Prox Dynamics was founded by Petter Muren in 2007 in Asker, just outside of Oslo. It builds on many years of experience in micro helicopter technologies. Muren was the first to design a passively stable helicopter rotor system that later formed the basis for radio-controlled toy helicopters. He worked several years as a consultant for a major nano air vehicle project before he put his ideas into his own company. Teaming up specialists in video and signal processing, hardware design, and operational know-how, he created the necessary foundation for the company.

Their mission is to develop, produce, and sell the world’s smallest and most advanced PRS. They want to create innovative solutions to complex problems based on modern microelectronics, new sensor technology, creative mechanical design, and efficient low-cost production techniques. Prox Dynamics works closely with industry leading partners and a broad customer base to deliver optimal and functional products that meet operator’s needs.

After losing NOK 40 million in 2014, the company made NOK 17 million before taxes last year with a profit margin of 12.4 percent.

The Black Hornet measures four inches long and one inch tall with a four-inch rotor span. It weighs just 16 grams, flies nearly silently, and is colored to match and blend in with the gray mud buildings of Afghan villages. The payload consists of a single tiny camera that delivers both full motion video and still images back to the recon soldier’s hand-held terminal up to 1,000 meters away. It may look like a child’s toy, but it has been ruggedized to handle the harsh, hot, and windy environments in which it operates. During 2012 the Black Hornet was deployed with UK Forces in Afghanistan, thus introducing a brand new, game-changing capability to modern warfare.

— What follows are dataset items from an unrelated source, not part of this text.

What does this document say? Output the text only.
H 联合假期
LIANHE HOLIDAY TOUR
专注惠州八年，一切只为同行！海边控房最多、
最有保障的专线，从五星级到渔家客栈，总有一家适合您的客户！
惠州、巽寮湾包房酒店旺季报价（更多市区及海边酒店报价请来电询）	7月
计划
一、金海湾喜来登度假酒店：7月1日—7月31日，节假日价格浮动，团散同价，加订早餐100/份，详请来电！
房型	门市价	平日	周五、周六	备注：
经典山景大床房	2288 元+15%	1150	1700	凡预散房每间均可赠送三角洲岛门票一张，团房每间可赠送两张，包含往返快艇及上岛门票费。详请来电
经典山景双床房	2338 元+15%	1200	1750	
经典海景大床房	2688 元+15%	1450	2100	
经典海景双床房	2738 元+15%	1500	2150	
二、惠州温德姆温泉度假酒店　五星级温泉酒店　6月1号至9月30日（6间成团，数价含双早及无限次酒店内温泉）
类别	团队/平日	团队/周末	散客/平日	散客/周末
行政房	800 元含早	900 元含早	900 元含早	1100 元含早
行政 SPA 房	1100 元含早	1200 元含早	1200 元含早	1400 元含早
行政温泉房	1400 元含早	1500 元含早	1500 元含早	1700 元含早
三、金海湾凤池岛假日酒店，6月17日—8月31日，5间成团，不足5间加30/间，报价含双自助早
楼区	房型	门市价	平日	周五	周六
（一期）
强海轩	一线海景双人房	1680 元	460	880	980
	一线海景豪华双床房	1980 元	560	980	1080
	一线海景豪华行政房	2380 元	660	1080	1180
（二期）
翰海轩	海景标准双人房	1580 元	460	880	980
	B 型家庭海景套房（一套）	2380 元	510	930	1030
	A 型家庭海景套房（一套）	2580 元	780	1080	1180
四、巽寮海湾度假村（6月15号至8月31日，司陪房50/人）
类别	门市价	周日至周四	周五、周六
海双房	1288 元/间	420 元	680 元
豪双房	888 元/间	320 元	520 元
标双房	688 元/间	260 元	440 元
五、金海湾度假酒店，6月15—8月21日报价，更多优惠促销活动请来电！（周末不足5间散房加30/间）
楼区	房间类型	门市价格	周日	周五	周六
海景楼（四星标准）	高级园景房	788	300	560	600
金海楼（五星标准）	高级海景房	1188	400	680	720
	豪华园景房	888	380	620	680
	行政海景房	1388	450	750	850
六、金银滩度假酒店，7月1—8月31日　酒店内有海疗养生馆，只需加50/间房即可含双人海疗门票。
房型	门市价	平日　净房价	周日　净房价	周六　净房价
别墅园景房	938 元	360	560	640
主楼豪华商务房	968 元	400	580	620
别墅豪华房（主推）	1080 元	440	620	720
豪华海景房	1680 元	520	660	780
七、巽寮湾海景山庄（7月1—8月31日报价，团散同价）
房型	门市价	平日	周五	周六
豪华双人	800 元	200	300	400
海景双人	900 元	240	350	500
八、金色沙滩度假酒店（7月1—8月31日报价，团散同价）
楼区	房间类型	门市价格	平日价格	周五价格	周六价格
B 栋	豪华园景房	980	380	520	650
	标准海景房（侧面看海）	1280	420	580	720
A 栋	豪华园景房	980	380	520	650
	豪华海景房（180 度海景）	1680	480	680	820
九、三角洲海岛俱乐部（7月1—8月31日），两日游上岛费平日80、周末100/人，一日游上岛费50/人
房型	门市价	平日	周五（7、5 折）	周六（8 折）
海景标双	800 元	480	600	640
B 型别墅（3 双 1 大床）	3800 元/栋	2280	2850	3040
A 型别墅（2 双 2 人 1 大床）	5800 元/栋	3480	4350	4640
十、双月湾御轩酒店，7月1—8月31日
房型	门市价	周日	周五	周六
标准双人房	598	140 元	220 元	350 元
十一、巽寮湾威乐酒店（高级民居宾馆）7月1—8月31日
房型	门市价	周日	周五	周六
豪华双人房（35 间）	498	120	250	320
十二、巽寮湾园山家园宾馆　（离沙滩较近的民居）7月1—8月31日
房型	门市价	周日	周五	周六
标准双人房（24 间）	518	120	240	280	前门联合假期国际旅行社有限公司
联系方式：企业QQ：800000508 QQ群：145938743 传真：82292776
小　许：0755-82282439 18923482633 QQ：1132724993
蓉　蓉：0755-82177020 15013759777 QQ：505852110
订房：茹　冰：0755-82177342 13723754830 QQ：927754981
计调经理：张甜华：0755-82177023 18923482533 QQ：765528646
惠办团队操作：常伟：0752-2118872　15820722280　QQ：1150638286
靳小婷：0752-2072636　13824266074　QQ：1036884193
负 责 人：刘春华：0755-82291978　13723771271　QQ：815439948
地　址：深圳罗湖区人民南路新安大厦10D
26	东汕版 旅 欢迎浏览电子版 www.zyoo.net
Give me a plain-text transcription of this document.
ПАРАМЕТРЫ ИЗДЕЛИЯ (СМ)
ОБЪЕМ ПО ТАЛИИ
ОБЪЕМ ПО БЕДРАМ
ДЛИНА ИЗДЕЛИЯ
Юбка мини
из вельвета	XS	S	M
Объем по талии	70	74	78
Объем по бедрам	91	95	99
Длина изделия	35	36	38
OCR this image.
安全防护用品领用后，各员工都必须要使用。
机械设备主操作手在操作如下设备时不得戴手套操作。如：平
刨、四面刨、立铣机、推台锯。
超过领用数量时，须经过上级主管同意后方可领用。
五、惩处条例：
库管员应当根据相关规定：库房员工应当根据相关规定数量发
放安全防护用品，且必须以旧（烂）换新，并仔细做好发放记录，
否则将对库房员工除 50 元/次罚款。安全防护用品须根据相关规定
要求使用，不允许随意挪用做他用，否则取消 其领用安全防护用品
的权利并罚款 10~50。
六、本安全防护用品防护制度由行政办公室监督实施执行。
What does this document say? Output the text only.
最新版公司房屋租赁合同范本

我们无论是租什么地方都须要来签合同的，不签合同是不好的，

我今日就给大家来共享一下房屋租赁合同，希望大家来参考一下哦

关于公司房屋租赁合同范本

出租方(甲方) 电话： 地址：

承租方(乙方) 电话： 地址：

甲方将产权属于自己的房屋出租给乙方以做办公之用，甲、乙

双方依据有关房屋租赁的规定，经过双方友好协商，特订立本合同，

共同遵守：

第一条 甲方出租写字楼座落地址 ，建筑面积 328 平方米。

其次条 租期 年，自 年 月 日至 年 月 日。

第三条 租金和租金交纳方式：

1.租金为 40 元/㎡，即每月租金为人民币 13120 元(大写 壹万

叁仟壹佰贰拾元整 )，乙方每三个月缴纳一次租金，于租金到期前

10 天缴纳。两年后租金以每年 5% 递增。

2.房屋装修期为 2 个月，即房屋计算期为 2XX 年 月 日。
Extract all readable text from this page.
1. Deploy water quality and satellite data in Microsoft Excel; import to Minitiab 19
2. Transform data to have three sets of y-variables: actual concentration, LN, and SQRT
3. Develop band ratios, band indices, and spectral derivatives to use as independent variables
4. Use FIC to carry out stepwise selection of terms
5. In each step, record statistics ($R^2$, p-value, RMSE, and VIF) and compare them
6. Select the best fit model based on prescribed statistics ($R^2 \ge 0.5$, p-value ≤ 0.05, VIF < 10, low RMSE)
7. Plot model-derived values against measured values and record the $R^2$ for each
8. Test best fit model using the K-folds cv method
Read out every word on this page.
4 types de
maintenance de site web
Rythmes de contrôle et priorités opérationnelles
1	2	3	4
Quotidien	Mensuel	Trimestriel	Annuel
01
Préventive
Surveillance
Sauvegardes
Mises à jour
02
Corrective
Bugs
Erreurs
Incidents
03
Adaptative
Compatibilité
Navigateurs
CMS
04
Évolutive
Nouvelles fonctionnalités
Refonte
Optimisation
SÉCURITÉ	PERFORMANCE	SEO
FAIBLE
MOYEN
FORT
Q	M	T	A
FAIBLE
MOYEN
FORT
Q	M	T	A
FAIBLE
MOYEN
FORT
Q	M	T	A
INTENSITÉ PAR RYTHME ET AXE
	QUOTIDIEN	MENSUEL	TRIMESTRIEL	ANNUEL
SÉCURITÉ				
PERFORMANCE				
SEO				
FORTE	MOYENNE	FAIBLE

Last year Prox Dynamics also made contracts with the U.S. Army and Navy. Both have purchased the Black Hornet for testing and evaluation for operative use. The company is positioning themselves for deliveries to American defense. They have opened an office in Alexandria, Virginia, close to the Pentagon, and are also in the process of establishing production in Somerset, Kentucky.

They are on their way to becoming the world leader in nano drones.

Rasmus Falck is a strong innovation and entrepreneurship advocate. The author of “What do the best do better” and “The board of directors as a resource in SME,” he received his masters degree from the University of Wisconsin-Madison. He currently lives in Oslo, Norway.